Furthermore, on the basis of our business interests, we store interests, we store information on suppliers, event organizers and other business partners, e.g. for the purpose of contacting them at a later date. This mainly company-related data, we generally store it permanently. permanently.

Contact

When contacting us (for example by contact form or contact form or e-mail), the user's details are stored for the purpose of processing the request and in the event that follow-up questions arise, stored.

The use of the contact data published in the imprint or comparable information published contact data such as postal addresses, telephone and fax numbers and e-mail addresses by third parties for the purpose of sending expressly requested information is not permitted. Legal steps against the senders of so-called spam mails in case of violations against this prohibition are expressly reserved.

Furthermore, we reserve the right, on the basis of our legitimate interests pursuant to Art. 6 para. 1 lit. f. DSGVO, the information of the users for the purpose of spam detection.

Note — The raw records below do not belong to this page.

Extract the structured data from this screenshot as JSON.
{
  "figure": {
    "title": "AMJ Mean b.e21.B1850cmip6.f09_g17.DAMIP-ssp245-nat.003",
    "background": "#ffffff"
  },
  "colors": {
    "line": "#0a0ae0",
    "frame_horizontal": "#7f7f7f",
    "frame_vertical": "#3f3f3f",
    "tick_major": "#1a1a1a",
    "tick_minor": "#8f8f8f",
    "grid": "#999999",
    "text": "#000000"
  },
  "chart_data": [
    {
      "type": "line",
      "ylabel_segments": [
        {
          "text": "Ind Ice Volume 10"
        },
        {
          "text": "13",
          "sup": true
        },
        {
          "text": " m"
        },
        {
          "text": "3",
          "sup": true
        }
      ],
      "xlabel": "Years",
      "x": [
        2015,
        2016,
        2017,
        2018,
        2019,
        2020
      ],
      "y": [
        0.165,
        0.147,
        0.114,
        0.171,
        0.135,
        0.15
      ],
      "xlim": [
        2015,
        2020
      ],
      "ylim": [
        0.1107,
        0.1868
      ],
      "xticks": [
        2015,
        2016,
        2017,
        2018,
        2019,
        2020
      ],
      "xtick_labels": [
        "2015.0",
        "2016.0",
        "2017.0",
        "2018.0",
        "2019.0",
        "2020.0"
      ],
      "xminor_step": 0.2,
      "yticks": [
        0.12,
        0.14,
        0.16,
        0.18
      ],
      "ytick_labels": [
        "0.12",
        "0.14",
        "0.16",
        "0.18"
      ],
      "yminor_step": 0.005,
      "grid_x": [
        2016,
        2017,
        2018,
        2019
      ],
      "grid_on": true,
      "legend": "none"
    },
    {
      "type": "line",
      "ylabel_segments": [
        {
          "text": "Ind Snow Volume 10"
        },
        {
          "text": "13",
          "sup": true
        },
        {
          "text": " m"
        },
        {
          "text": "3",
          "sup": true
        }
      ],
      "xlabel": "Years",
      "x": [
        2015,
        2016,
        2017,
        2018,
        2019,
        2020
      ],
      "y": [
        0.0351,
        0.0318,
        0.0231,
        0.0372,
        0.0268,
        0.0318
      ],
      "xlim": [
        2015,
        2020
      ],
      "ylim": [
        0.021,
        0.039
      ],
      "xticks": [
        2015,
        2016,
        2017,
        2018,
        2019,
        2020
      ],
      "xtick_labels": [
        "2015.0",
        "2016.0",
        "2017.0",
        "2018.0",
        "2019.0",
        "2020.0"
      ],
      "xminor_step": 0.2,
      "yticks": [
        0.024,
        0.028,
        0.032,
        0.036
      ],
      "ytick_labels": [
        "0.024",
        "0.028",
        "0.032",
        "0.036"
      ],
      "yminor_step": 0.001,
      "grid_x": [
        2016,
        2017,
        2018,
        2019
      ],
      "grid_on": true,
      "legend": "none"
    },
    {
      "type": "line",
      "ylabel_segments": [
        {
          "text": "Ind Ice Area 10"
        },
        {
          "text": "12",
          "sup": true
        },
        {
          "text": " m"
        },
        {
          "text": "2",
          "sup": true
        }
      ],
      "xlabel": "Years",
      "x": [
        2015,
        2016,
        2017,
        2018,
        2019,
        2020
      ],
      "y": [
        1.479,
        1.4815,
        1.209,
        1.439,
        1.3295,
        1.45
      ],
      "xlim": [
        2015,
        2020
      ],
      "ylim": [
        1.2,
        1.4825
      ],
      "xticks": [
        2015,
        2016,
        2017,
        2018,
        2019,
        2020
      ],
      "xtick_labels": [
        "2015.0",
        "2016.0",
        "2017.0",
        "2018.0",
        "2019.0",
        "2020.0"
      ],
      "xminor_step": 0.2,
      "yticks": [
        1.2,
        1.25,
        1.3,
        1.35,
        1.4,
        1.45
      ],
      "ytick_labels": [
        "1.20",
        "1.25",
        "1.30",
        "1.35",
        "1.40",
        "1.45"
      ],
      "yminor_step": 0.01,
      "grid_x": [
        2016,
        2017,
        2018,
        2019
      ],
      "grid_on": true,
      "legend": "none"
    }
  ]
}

These services support the provider in the management of tasks, collaboration and general productivity management. When using such services, User Data is processed and, depending on the processing purpose, possibly stored. These services may be integrated with other third-party services listed in this privacy policy to enable the import and export of the required data.

Calendly (Calendly, LLC)
Calendly is an online appointment booking service offered by Calendly, LLC. Processed personal data: Email; calendar entries; name; phone number. Place of processing: United States - Privacy Policy.

Hosting und E-Mail-Versand

We host the content of our website with the following provider:

Hetzner

The provider is Hetzner Online GmbH, Industriestr. 25, 91710 Gunzenhausen (hereinafter referred to as Hetzner). Details can be found in Hetzner's privacy policy: https://www.hetzner.com/de/rechtliches/datenschutz. Hetzner is used on the basis of Art. 6 para. 1 lit. f GDPR. We have a legitimate interest in ensuring that our website is displayed as reliably as possible. If a corresponding consent has been requested, the processing is carried out exclusively on the basis of Art. 6 para. 1 lit. a GDPR and § 25 para. 1 TTDSG, insofar as the consent includes the storage of cookies or access to information in the user's terminal device (e.g. device fingerprinting) within the meaning of the TTDSG. Consent can be revoked at any time.

Order processing
We have concluded a data processing agreement (DPA) for the use of the above-mentioned service. This is a contract prescribed by data protection law, which ensures that it processes the personal data of our website visitors only in accordance with our instructions and in compliance with the GDPR.

E-Mails
Uberspace is used for sending e-mails. With the provider concluded an order processing contract with the provider.

The hosting services used by us serve to provision of the following services: Storage space and database services, e-mail dispatch, security services and technical maintenance services maintenance services that we use for the purpose of operating this online online offer.

In doing so, we or our hosting provider process inventory data, contact data, content data, contract data, usage data, meta and communication data communication data of customers, interested parties and visitors to this online online offer on the basis of our legitimate interests in an efficient and secure provision of this online service pursuant to Art. 6 para. 1 lit. f GDPR in conjunction with. Art. 28 GDPR (conclusion of order processing contract).

Collection of access data and log files

The provider of the pages automatically collects and stores information in so-called server log files, which your browser automatically transmits to us. These are

  • Browser type and browser version
  • Operating system used
  • Referrer URL
  • Host name of the accessing computer
  • Time of the server request
  • IP address

This data is not merged with other data sources. This data is collected on the basis of Art. 6 para. 1 lit. f GDPR. The website operator has a legitimate interest in the technically error-free presentation and optimization of its website - for this purpose, the server log files must be recorded.